Scientist: we’ve finally taught a dog Morse Code
Dog: [taps paw]
Me: what did it say?
Scientist: “woof”
I shortened the rope on the bucket used to collect the village’s water. Didn’t go down well.
I’m bout to start telling people “land your plane” when they’re talking in circles..
My new body spray is called Decaying Corpse
It’s from Bed Bath & Beyond the Grave.
hey guys. um so say i hypothetically worked at a big tech company and hypothetically spilled some diet ginger ale on the big um servers in the back room and now a lot of stuff is going wrong. what should i hypothetically do
Husband: You should go to bed.
Me: *pauses show* But there’s only 64 episodes left.
When people say “what do you want, a cookie?” It’s like yeah. That would be great. Would help my mood immensely
“I hate karaoke.”
“It’s pronounced kah-rah-oh-keh.”
“Now, I hate you too.”
Divorce is never funny. Unless it’s happening to your ex who got engaged six weeks after you broke up.
“Here’s your cup of Joe” – Joe at the sperm bank
I know for a fact that the devil exists because I have to pee real bad every time I finish chopping a jalapeño
i am yelling at all my family members right now, does anyone need someone yelled at, WILL YELL FOR FREE
Me as a chef:
oops! 5 second rule!oops! 5 second rule!
oops! 5 second rule!
Pick up, table two
If you’re going to see Nosferatu in hopes of there being a spongebob cameo dont even though waste your time. He’s not in it
Has anyone tried putting all the Wordle answers together to see if they spell out a warning
Who called it a yes man and not an indulge gent
Friggen “pharmacist” won’t give me over the counter kisses for my boo boos smh
THERAPIST: Your notes say that you “scare easily” and are “quite disagreeable”.
ME: *from behind the couch* That’s not true.
Me: “I keep looking for love in all the wrong places.”
*later at the abandoned mine*
Me: “Hello?! Would anybody like a date?!”

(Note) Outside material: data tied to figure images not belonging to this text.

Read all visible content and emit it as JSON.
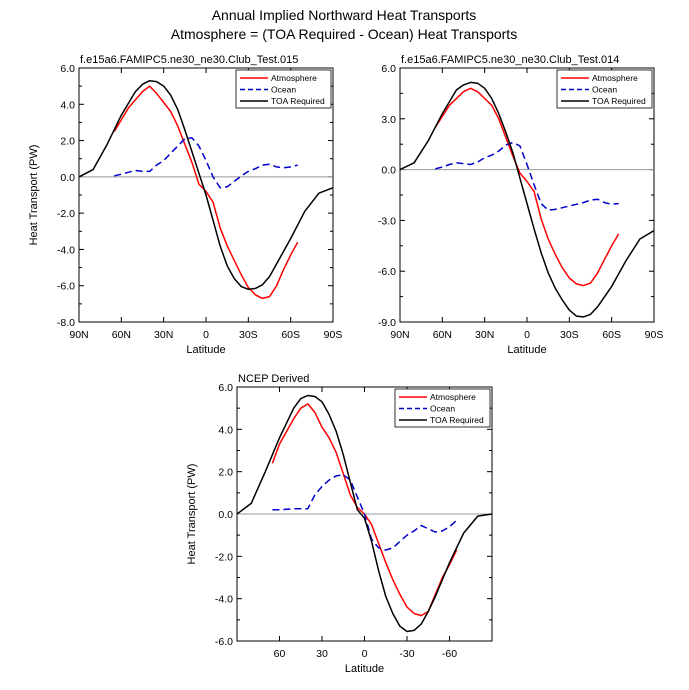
{
  "figure": {
    "title_line1": "Annual Implied Northward Heat Transports",
    "title_line2": "Atmosphere = (TOA Required - Ocean) Heat Transports"
  },
  "chart_data": [
    {
      "type": "line",
      "title": "f.e15a6.FAMIPC5.ne30_ne30.Club_Test.015",
      "xlabel": "Latitude",
      "ylabel": "Heat Transport (PW)",
      "xlim": [
        90,
        -90
      ],
      "ylim": [
        -8,
        6
      ],
      "xticks": [
        90,
        60,
        30,
        0,
        -30,
        -60,
        -90
      ],
      "xtick_labels": [
        "90N",
        "60N",
        "30N",
        "0",
        "30S",
        "60S",
        "90S"
      ],
      "yticks": [
        -8,
        -6,
        -4,
        -2,
        0,
        2,
        4,
        6
      ],
      "ytick_labels": [
        "-8.0",
        "-6.0",
        "-4.0",
        "-2.0",
        "0.0",
        "2.0",
        "4.0",
        "6.0"
      ],
      "zero_line": true,
      "legend": [
        "Atmosphere",
        "Ocean",
        "TOA Required"
      ],
      "series": [
        {
          "name": "Atmosphere",
          "color": "#ff0000",
          "dash": "solid",
          "x": [
            65,
            55,
            45,
            40,
            35,
            30,
            25,
            20,
            15,
            10,
            5,
            0,
            -5,
            -10,
            -15,
            -20,
            -25,
            -30,
            -35,
            -40,
            -45,
            -50,
            -55,
            -60,
            -65
          ],
          "y": [
            2.5,
            3.8,
            4.7,
            5.0,
            4.6,
            4.1,
            3.6,
            2.8,
            1.8,
            0.8,
            -0.4,
            -0.8,
            -1.4,
            -2.8,
            -3.8,
            -4.6,
            -5.4,
            -6.1,
            -6.5,
            -6.7,
            -6.6,
            -6.0,
            -5.1,
            -4.3,
            -3.6
          ]
        },
        {
          "name": "Ocean",
          "color": "#0000cc",
          "dash": "dashed",
          "x": [
            65,
            55,
            50,
            45,
            40,
            35,
            30,
            25,
            20,
            15,
            10,
            5,
            0,
            -5,
            -10,
            -15,
            -20,
            -25,
            -30,
            -35,
            -40,
            -45,
            -50,
            -55,
            -60,
            -65
          ],
          "y": [
            0.05,
            0.25,
            0.35,
            0.3,
            0.3,
            0.65,
            0.9,
            1.3,
            1.7,
            2.1,
            2.15,
            1.7,
            0.9,
            0.0,
            -0.6,
            -0.55,
            -0.25,
            0.05,
            0.3,
            0.45,
            0.65,
            0.7,
            0.55,
            0.5,
            0.55,
            0.65
          ]
        },
        {
          "name": "TOA Required",
          "color": "#000000",
          "dash": "solid",
          "x": [
            90,
            80,
            70,
            60,
            50,
            45,
            40,
            35,
            30,
            25,
            20,
            15,
            10,
            5,
            0,
            -5,
            -10,
            -15,
            -20,
            -25,
            -30,
            -35,
            -40,
            -45,
            -50,
            -60,
            -70,
            -80,
            -90
          ],
          "y": [
            0.0,
            0.4,
            1.8,
            3.4,
            4.7,
            5.1,
            5.3,
            5.25,
            5.0,
            4.5,
            3.7,
            2.6,
            1.4,
            0.2,
            -1.0,
            -2.4,
            -3.8,
            -4.9,
            -5.6,
            -6.05,
            -6.2,
            -6.15,
            -5.95,
            -5.5,
            -4.8,
            -3.4,
            -1.9,
            -0.9,
            -0.6
          ]
        }
      ]
    },
    {
      "type": "line",
      "title": "f.e15a6.FAMIPC5.ne30_ne30.Club_Test.014",
      "xlabel": "Latitude",
      "ylabel": "",
      "xlim": [
        90,
        -90
      ],
      "ylim": [
        -9,
        6
      ],
      "xticks": [
        90,
        60,
        30,
        0,
        -30,
        -60,
        -90
      ],
      "xtick_labels": [
        "90N",
        "60N",
        "30N",
        "0",
        "30S",
        "60S",
        "90S"
      ],
      "yticks": [
        -9,
        -6,
        -3,
        0,
        3,
        6
      ],
      "ytick_labels": [
        "-9.0",
        "-6.0",
        "-3.0",
        "0.0",
        "3.0",
        "6.0"
      ],
      "zero_line": true,
      "legend": [
        "Atmosphere",
        "Ocean",
        "TOA Required"
      ],
      "series": [
        {
          "name": "Atmosphere",
          "color": "#ff0000",
          "dash": "solid",
          "x": [
            65,
            55,
            45,
            40,
            35,
            30,
            25,
            20,
            15,
            10,
            5,
            0,
            -5,
            -10,
            -15,
            -20,
            -25,
            -30,
            -35,
            -40,
            -45,
            -50,
            -55,
            -60,
            -65
          ],
          "y": [
            2.5,
            3.8,
            4.6,
            4.8,
            4.6,
            4.2,
            3.8,
            3.0,
            1.9,
            0.8,
            -0.2,
            -0.7,
            -1.3,
            -2.9,
            -4.1,
            -5.0,
            -5.8,
            -6.4,
            -6.75,
            -6.85,
            -6.7,
            -6.1,
            -5.3,
            -4.5,
            -3.8
          ]
        },
        {
          "name": "Ocean",
          "color": "#0000cc",
          "dash": "dashed",
          "x": [
            65,
            60,
            55,
            50,
            45,
            40,
            35,
            30,
            25,
            20,
            15,
            10,
            5,
            0,
            -5,
            -10,
            -15,
            -20,
            -25,
            -30,
            -35,
            -40,
            -45,
            -50,
            -55,
            -60,
            -65
          ],
          "y": [
            0.05,
            0.15,
            0.3,
            0.4,
            0.35,
            0.3,
            0.45,
            0.7,
            0.85,
            1.1,
            1.45,
            1.6,
            1.4,
            0.3,
            -0.9,
            -2.0,
            -2.4,
            -2.35,
            -2.25,
            -2.15,
            -2.05,
            -1.95,
            -1.8,
            -1.75,
            -1.95,
            -2.05,
            -2.0
          ]
        },
        {
          "name": "TOA Required",
          "color": "#000000",
          "dash": "solid",
          "x": [
            90,
            80,
            70,
            60,
            50,
            45,
            40,
            35,
            30,
            25,
            20,
            15,
            10,
            5,
            0,
            -5,
            -10,
            -15,
            -20,
            -25,
            -30,
            -35,
            -40,
            -45,
            -50,
            -60,
            -70,
            -80,
            -90
          ],
          "y": [
            0.0,
            0.4,
            1.7,
            3.3,
            4.7,
            5.0,
            5.15,
            5.1,
            4.8,
            4.2,
            3.3,
            2.2,
            1.0,
            -0.5,
            -2.0,
            -3.5,
            -4.9,
            -6.1,
            -7.0,
            -7.7,
            -8.3,
            -8.65,
            -8.7,
            -8.55,
            -8.1,
            -6.9,
            -5.4,
            -4.1,
            -3.6
          ]
        }
      ]
    },
    {
      "type": "line",
      "title": "NCEP Derived",
      "xlabel": "Latitude",
      "ylabel": "Heat Transport (PW)",
      "xlim": [
        90,
        -90
      ],
      "ylim": [
        -6,
        6
      ],
      "xticks": [
        60,
        30,
        0,
        -30,
        -60
      ],
      "xtick_labels": [
        "60",
        "30",
        "0",
        "-30",
        "-60"
      ],
      "yticks": [
        -6,
        -4,
        -2,
        0,
        2,
        4,
        6
      ],
      "ytick_labels": [
        "-6.0",
        "-4.0",
        "-2.0",
        "0.0",
        "2.0",
        "4.0",
        "6.0"
      ],
      "zero_line": true,
      "legend": [
        "Atmosphere",
        "Ocean",
        "TOA Required"
      ],
      "series": [
        {
          "name": "Atmosphere",
          "color": "#ff0000",
          "dash": "solid",
          "x": [
            65,
            60,
            55,
            50,
            45,
            40,
            35,
            30,
            25,
            20,
            15,
            10,
            5,
            0,
            -5,
            -10,
            -15,
            -20,
            -25,
            -30,
            -35,
            -40,
            -45,
            -50,
            -55,
            -60,
            -65
          ],
          "y": [
            2.4,
            3.3,
            3.9,
            4.5,
            5.0,
            5.2,
            4.8,
            4.1,
            3.6,
            2.9,
            1.9,
            0.9,
            0.3,
            0.0,
            -0.5,
            -1.4,
            -2.3,
            -3.1,
            -3.8,
            -4.4,
            -4.7,
            -4.8,
            -4.6,
            -3.8,
            -3.0,
            -2.4,
            -1.7
          ]
        },
        {
          "name": "Ocean",
          "color": "#0000cc",
          "dash": "dashed",
          "x": [
            65,
            60,
            55,
            50,
            45,
            40,
            35,
            30,
            25,
            20,
            15,
            10,
            5,
            0,
            -5,
            -10,
            -15,
            -20,
            -25,
            -30,
            -35,
            -40,
            -45,
            -50,
            -55,
            -60,
            -65
          ],
          "y": [
            0.2,
            0.2,
            0.22,
            0.25,
            0.25,
            0.25,
            0.9,
            1.3,
            1.6,
            1.8,
            1.85,
            1.6,
            0.8,
            0.0,
            -1.2,
            -1.6,
            -1.7,
            -1.6,
            -1.3,
            -1.0,
            -0.8,
            -0.55,
            -0.7,
            -0.85,
            -0.8,
            -0.6,
            -0.3
          ]
        },
        {
          "name": "TOA Required",
          "color": "#000000",
          "dash": "solid",
          "x": [
            90,
            80,
            70,
            60,
            50,
            45,
            40,
            35,
            30,
            25,
            20,
            15,
            10,
            5,
            0,
            -5,
            -10,
            -15,
            -20,
            -25,
            -30,
            -35,
            -40,
            -45,
            -50,
            -60,
            -70,
            -80,
            -90
          ],
          "y": [
            0.0,
            0.5,
            2.0,
            3.6,
            5.0,
            5.45,
            5.6,
            5.55,
            5.3,
            4.7,
            3.9,
            2.8,
            1.5,
            0.2,
            -0.2,
            -1.3,
            -2.7,
            -3.9,
            -4.7,
            -5.3,
            -5.55,
            -5.5,
            -5.2,
            -4.6,
            -3.9,
            -2.3,
            -0.9,
            -0.1,
            0.0
          ]
        }
      ]
    }
  ]
}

[Me flirting with a twenty something]
Him: When last did you get lit?
Me: This morning. It was really sunny so I was well illuminated.

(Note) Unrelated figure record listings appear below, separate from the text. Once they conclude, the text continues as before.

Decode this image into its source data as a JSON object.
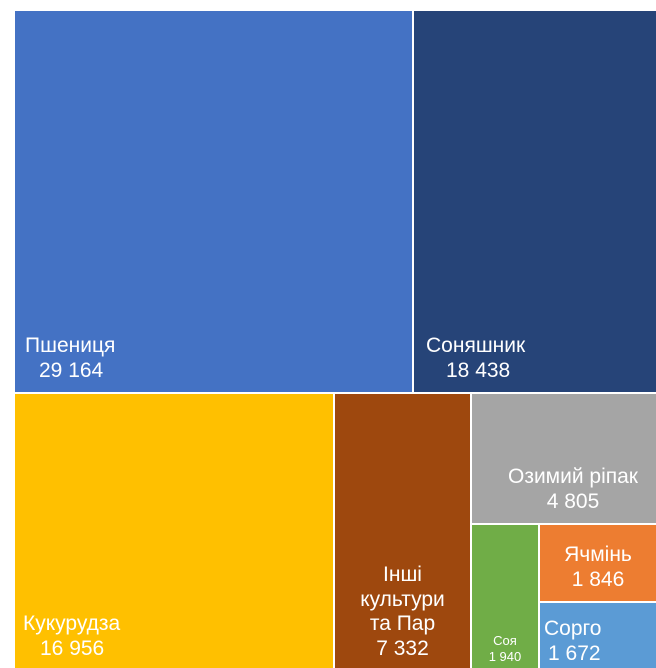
{
  "chart_data": {
    "type": "treemap",
    "title": "",
    "items": [
      {
        "name": "Пшениця",
        "value_label": "29 164",
        "value": 29164,
        "color": "#4472C4"
      },
      {
        "name": "Соняшник",
        "value_label": "18 438",
        "value": 18438,
        "color": "#264478"
      },
      {
        "name": "Кукурудза",
        "value_label": "16 956",
        "value": 16956,
        "color": "#FFC000"
      },
      {
        "name_lines": [
          "Інші",
          "культури",
          "та Пар"
        ],
        "value_label": "7 332",
        "value": 7332,
        "color": "#9E480E"
      },
      {
        "name": "Озимий ріпак",
        "value_label": "4 805",
        "value": 4805,
        "color": "#A5A5A5"
      },
      {
        "name": "Соя",
        "value_label": "1 940",
        "value": 1940,
        "color": "#70AD47"
      },
      {
        "name": "Ячмінь",
        "value_label": "1 846",
        "value": 1846,
        "color": "#ED7D31"
      },
      {
        "name": "Сорго",
        "value_label": "1 672",
        "value": 1672,
        "color": "#5B9BD5"
      }
    ]
  }
}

The lengths my ex will go to in order to make me jealous are astounding. Like getting married and having a kid. IT’S NOT WORKING, JANET
My 9yo: the best teacher name at my school is Ms. Huggies.
Turns out her name is Ms. Hughes, but I’m gonna let that one ride for a while.
no matter how shitty your morning is at your office job today at least you didn’t underwrite the insurance policy for a cargo ship that took out an $800 million bridge
Welcome to your 40s: you’re not exhausted that’s just your face now.
Doctor answering his door: sorry kid I ordered 100 but they sent me a 1000
Trick or treating teen: ewwww a stool sample kit!?!
You had me at “Bathes regularly”.
What’s the protocol for objecting at a wedding that you’re a plus one at?
I just found a marshmallow Santa in my desk drawer, I’m guessing I shouldn’t eat it.